Kirishitan - Propagation Strategy

Propagation Strategy

The Jesuits believed that it was better to seek to influence people in power and then allow the religion to be passed downwards to the commoners later. They tried to avoid suspicion by not preaching to the commoners without permission from the local rulers to propagate Catholicism within their domains. As a result, several daimyo became Christians, soon to be followed by many of their subjects as the Dominicans and Augustinians were able to begin preaching to the commoners. After the edict banning Christianity, there were communities that kept practicing Catholicism without having any contact with the Church until missionaries were able to return much later.

When Xavier disembarked in Kagoshima, the principal chiefs of the two branches of the Shimazu family, Sanehisa and Katsuhisa, were warring for the sovereignty of their lands. Katsuhisa, adopted Takahisa Shimazu who in 1542 was accepted as head of the clan having previously received the Portuguese merchants on Tanegashima Island, learning about the use of firearms. Later, he met Xavier himself at the castle of Uchiujijo and permitted the conversion of his vassals.

Having a religious background, Takahisa showed himself to be benevolent and already allowed freedom of worship but not helping the missionaries nor favoring their church. Failing to find a way to the centre of affairs, the court of the Emperor, Xavier soon tired and left to Yamaguchi thus beginning the Yamaguchi period. Xavier, stayed in Yamaguchi for two months on his way to an abortive audience with the Emperor in Kyoto. Yamaguchi was already a prosperous and refined city and its leaders, the Ouchi family, were aware that Xavier's journey to Japan had begun after the completion of his mission in India.

They took Catholicism for some sort of new sect of Buddhism and were curious to know of the priest's doctrine. Tolerant but shrewd, their eyes less on baptism than the Portuguese cargoes from Macao, they granted the Jesuit permission to preach. The uncompromising Xavier took to the streets of the city denouncing, among other things, infanticide, idolatry and homosexuality (the last being widely accepted at the time). Misunderstandings were inevitable.
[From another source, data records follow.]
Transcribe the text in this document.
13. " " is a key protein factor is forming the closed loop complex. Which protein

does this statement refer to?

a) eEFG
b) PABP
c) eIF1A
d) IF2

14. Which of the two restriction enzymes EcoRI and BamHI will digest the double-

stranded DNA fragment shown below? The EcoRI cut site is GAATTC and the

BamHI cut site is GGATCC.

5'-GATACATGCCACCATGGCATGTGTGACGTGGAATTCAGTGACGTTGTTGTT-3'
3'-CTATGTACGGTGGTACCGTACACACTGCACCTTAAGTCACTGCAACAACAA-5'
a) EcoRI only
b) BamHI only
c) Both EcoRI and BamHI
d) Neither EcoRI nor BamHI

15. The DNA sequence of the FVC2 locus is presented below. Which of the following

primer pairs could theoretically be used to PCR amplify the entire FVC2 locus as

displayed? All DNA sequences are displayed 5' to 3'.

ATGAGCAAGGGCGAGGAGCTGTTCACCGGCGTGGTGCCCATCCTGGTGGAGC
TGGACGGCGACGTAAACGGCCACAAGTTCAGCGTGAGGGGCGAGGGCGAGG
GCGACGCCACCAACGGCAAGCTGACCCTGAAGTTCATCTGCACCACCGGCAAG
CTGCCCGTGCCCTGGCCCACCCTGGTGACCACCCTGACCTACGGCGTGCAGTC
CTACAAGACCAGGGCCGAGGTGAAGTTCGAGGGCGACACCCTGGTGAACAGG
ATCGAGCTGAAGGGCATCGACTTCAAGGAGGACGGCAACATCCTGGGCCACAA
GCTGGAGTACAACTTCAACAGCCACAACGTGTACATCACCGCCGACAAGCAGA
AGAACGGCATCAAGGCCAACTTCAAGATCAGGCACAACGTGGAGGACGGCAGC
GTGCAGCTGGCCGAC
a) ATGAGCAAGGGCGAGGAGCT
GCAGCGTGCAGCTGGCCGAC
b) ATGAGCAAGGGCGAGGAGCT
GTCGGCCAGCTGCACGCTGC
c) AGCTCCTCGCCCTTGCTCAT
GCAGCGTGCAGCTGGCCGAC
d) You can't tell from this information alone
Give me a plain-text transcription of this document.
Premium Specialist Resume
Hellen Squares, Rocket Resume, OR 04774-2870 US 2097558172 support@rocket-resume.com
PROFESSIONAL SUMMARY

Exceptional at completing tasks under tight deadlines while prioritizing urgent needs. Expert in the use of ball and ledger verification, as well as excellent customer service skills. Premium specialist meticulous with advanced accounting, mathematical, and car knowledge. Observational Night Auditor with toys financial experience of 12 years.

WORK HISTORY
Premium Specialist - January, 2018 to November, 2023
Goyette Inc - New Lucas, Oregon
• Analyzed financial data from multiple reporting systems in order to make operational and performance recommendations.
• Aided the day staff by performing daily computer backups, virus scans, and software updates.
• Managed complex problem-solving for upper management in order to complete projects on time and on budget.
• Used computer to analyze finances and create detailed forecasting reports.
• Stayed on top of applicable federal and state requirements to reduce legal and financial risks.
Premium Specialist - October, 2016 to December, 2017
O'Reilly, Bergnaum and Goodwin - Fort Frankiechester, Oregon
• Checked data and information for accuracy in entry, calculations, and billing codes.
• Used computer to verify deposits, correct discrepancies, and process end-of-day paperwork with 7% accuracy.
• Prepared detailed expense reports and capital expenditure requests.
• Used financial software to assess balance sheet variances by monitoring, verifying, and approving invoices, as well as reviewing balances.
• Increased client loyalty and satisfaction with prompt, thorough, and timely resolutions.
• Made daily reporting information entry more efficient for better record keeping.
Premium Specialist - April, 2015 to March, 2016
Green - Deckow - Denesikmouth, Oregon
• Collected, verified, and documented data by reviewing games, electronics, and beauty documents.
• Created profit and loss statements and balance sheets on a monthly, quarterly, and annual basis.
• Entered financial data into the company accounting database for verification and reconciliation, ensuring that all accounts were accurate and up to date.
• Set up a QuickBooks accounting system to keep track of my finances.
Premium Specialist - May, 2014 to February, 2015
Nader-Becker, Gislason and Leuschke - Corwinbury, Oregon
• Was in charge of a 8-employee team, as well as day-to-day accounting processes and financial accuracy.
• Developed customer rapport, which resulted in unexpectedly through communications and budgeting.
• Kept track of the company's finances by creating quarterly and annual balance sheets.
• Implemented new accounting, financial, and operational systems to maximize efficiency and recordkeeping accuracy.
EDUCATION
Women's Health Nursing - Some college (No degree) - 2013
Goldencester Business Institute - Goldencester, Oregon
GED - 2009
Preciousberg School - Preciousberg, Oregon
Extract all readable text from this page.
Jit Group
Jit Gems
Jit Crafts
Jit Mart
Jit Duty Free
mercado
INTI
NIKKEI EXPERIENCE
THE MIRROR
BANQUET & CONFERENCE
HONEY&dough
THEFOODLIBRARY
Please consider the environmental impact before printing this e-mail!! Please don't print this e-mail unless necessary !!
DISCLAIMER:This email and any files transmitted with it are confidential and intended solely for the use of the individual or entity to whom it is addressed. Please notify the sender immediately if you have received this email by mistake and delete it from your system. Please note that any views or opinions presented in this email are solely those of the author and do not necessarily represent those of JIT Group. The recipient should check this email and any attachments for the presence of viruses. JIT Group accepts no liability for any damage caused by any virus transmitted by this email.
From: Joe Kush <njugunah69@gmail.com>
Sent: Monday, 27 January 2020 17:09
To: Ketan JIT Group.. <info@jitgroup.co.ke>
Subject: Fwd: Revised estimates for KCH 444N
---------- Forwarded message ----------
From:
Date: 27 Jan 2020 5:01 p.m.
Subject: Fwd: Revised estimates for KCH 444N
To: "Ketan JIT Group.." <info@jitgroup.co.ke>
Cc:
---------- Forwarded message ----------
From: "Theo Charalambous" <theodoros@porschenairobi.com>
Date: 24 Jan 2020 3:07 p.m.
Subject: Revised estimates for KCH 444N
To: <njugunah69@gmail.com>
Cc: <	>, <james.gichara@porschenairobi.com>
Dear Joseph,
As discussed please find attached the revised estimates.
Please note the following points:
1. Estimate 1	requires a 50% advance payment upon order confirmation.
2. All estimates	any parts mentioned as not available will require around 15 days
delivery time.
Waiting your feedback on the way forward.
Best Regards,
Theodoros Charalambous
Christian books were published in Japanese from the 1590s on, some with more than one thousand copies and from 1601 a printing press was established under the supervision of Soin Goto Thomas, a citizen of Nagasaki with thirty Japanese working full-time at the press. Liturgical calendars were also printed after 1592 until at least 1634. Christian solidarity made also possible missionary mail delivery throughout the country until the end of the 1620s.